In Corbat’s assessment, something new was now happening, and being reflected in voting processes of various kinds around the world. He cited the Brexit vote on the UK’s membership of the European Union, the surprising rejection by the Colombian people of a peace agreement between the government and rebels, and the progress of the US election campaign.
“What we are seeing is rather than people voting for things, people are voting against things,” Corbat said. He argued that the trend made the results — and their consequences — much more difficult to predict. The negativism stirred up by populism would weigh on an economy, he said. “When you surprise a population around these votes, it undermines confidence and the willingness to spend.”
Dimon, unsurprisingly, was mostly breezy optimism. Was Brexit his biggest worry? No. “It will reduce the GDP of the UK; that’s not a disaster. It will create years of uncertainty; that’s not a disaster,” he said. And he added that his industry will find what it needs to do within the new rules.
For him Brexit was about something much bigger. “Brexit was always about the survival of the eurozone,” he said. Here he was pessimistic: the vote had made the chance of the eurozone not surviving the next 10 years some five times higher than before.
Gorman agreed that what was at stake was the survival of a system that had been in place for 70 years and had been a success, notwithstanding challenges such as coping with immigration. But somewhere along the line, the positive message had been lost in a narrow discussion of those challenges that tapped a vein in countries like Spain, Italy and other parts of the EU.
As far as his firm was impacted, he said that “we care about the 25 year old, the 27 year old, in our office in London, who hasn’t been in the UK for five years. What happens to them? Do they get residency?”
And it was not just the effect on individuals. Occupying his mind is the question of how banks deal with moving parts of their business into different markets, and how this imposes other needs such as moving control, compliance and audit functions.
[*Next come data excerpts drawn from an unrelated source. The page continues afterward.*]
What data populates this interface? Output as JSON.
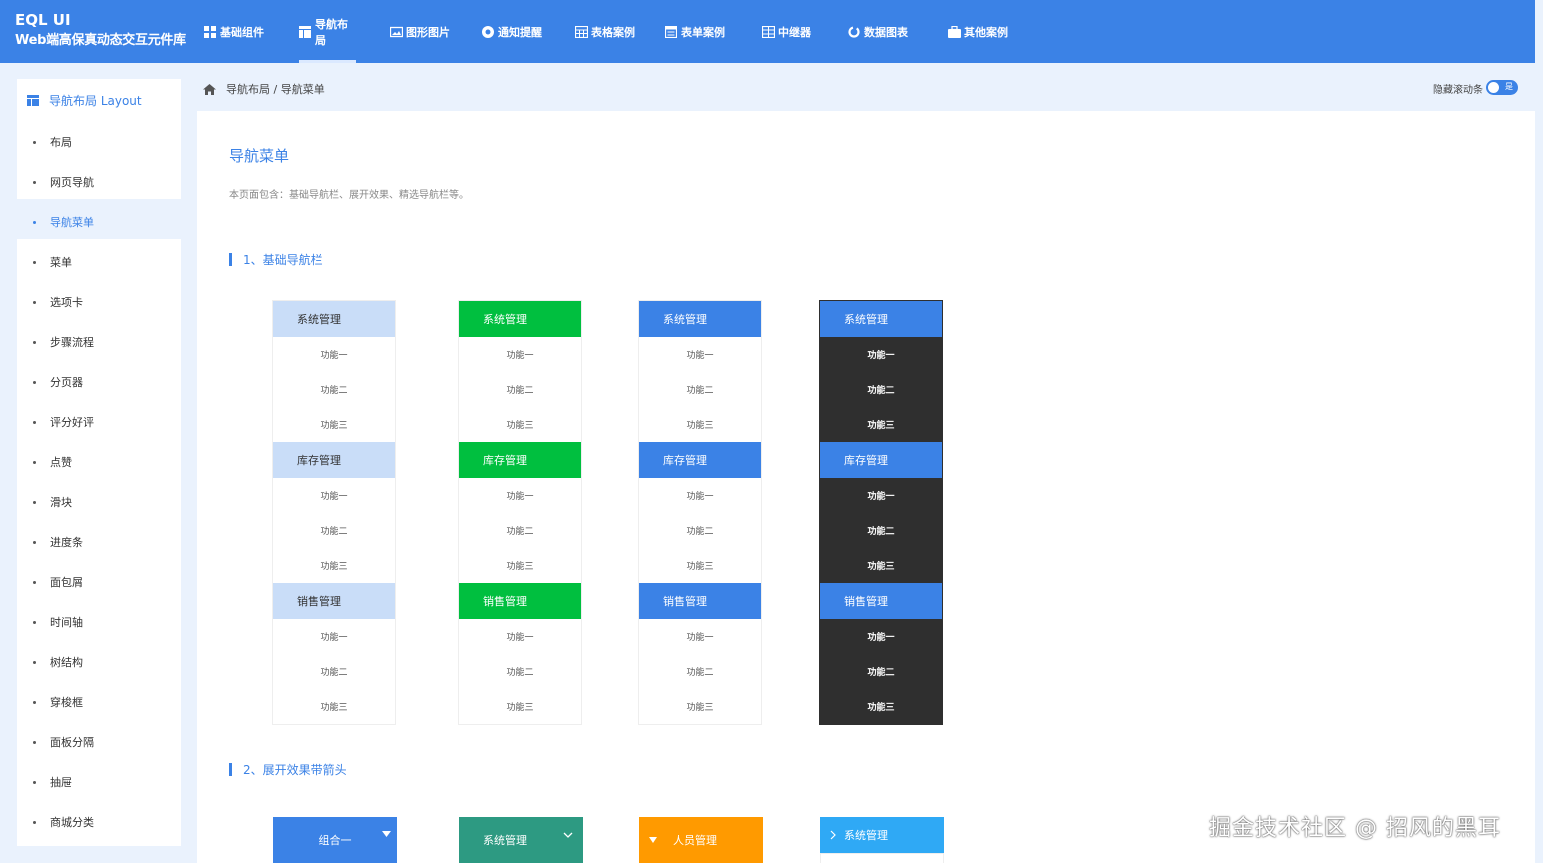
{
  "brand": {
    "title": "EQL UI",
    "subtitle": "Web端高保真动态交互元件库"
  },
  "nav": [
    {
      "label": "基础组件",
      "icon": "grid-icon"
    },
    {
      "label": "导航布局",
      "icon": "layout-icon",
      "active": true
    },
    {
      "label": "图形图片",
      "icon": "image-icon"
    },
    {
      "label": "通知提醒",
      "icon": "notification-icon"
    },
    {
      "label": "表格案例",
      "icon": "table-icon"
    },
    {
      "label": "表单案例",
      "icon": "form-icon"
    },
    {
      "label": "中继器",
      "icon": "repeater-icon"
    },
    {
      "label": "数据图表",
      "icon": "chart-icon"
    },
    {
      "label": "其他案例",
      "icon": "briefcase-icon"
    }
  ],
  "sidebar": {
    "header": "导航布局 Layout",
    "items": [
      "布局",
      "网页导航",
      "导航菜单",
      "菜单",
      "选项卡",
      "步骤流程",
      "分页器",
      "评分好评",
      "点赞",
      "滑块",
      "进度条",
      "面包屑",
      "时间轴",
      "树结构",
      "穿梭框",
      "面板分隔",
      "抽屉",
      "商城分类"
    ],
    "active_index": 2
  },
  "breadcrumb": {
    "parent": "导航布局",
    "separator": " / ",
    "current": "导航菜单"
  },
  "toggle": {
    "label": "隐藏滚动条",
    "state_text": "是"
  },
  "page": {
    "title": "导航菜单",
    "description": "本页面包含：基础导航栏、展开效果、精选导航栏等。"
  },
  "section1": {
    "title": "1、基础导航栏"
  },
  "section2": {
    "title": "2、展开效果带箭头"
  },
  "menu_groups": [
    {
      "title": "系统管理",
      "items": [
        "功能一",
        "功能二",
        "功能三"
      ]
    },
    {
      "title": "库存管理",
      "items": [
        "功能一",
        "功能二",
        "功能三"
      ]
    },
    {
      "title": "销售管理",
      "items": [
        "功能一",
        "功能二",
        "功能三"
      ]
    }
  ],
  "expand_headers": [
    {
      "label": "组合一",
      "color": "#3b82e6"
    },
    {
      "label": "系统管理",
      "color": "#2d9a82"
    },
    {
      "label": "人员管理",
      "color": "#ff9a00"
    },
    {
      "label": "系统管理",
      "color": "#2fa9f5"
    }
  ],
  "watermark": "掘金技术社区 @ 招风的黑耳",
  "colors": {
    "primary": "#3b82e6",
    "green": "#00bf3f",
    "dark": "#2f2f2f",
    "light_blue": "#c9ddf8"
  }
}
Do other cities have the necessary infrastructure in accounting, legal and banking capabilities that a firm needs to make that kind of move?
Gorman is certain on one thing: “I think the big winner will be New York and the US”, not by design but as a result of the various potential outcomes. That said, he said his hope was that discussions would progress in such a way as to continue to encourage London, which benefited from good regulation, good rule of law and an entire ecosystem that had grown up around the financial sector.
As to whether Brexit changed a bank’s view on whether it would still want to be playing in Europe, all three CEOs were adamant. “Europe is an $18 trillion economy. It’s not a discussion of ‘do you want to be there’,” said Gorman. And parts of Europe were doing well, he noted, citing Germany and the Northeast, as well as economic miracles in Eastern Europe. “Europe remains a critical part of running a global financial institution.”
Corbat, running a firm that has its pipes connected to 20 of the 27 EU countries that will remain after the UK’s exit, said that it was “not a question of being there, just how you would be there”.
Dimon certainly has a head for risk, but he doesn’t see much point in endless discussions about it: he said he likes to cut risk committee meetings off after an hour because if they go on too long they tend to result in not taking any risk. He mused that someone pitching to a risk committee about the merits of investing in the US after a trip there in 1865 might have come across plenty of objections.
That didn’t mean he didn’t see problems: a country leaving the eurozone was a real issue, as was dealing with the complexity that it would create. But at the end of the day, “the world is going to be ok”.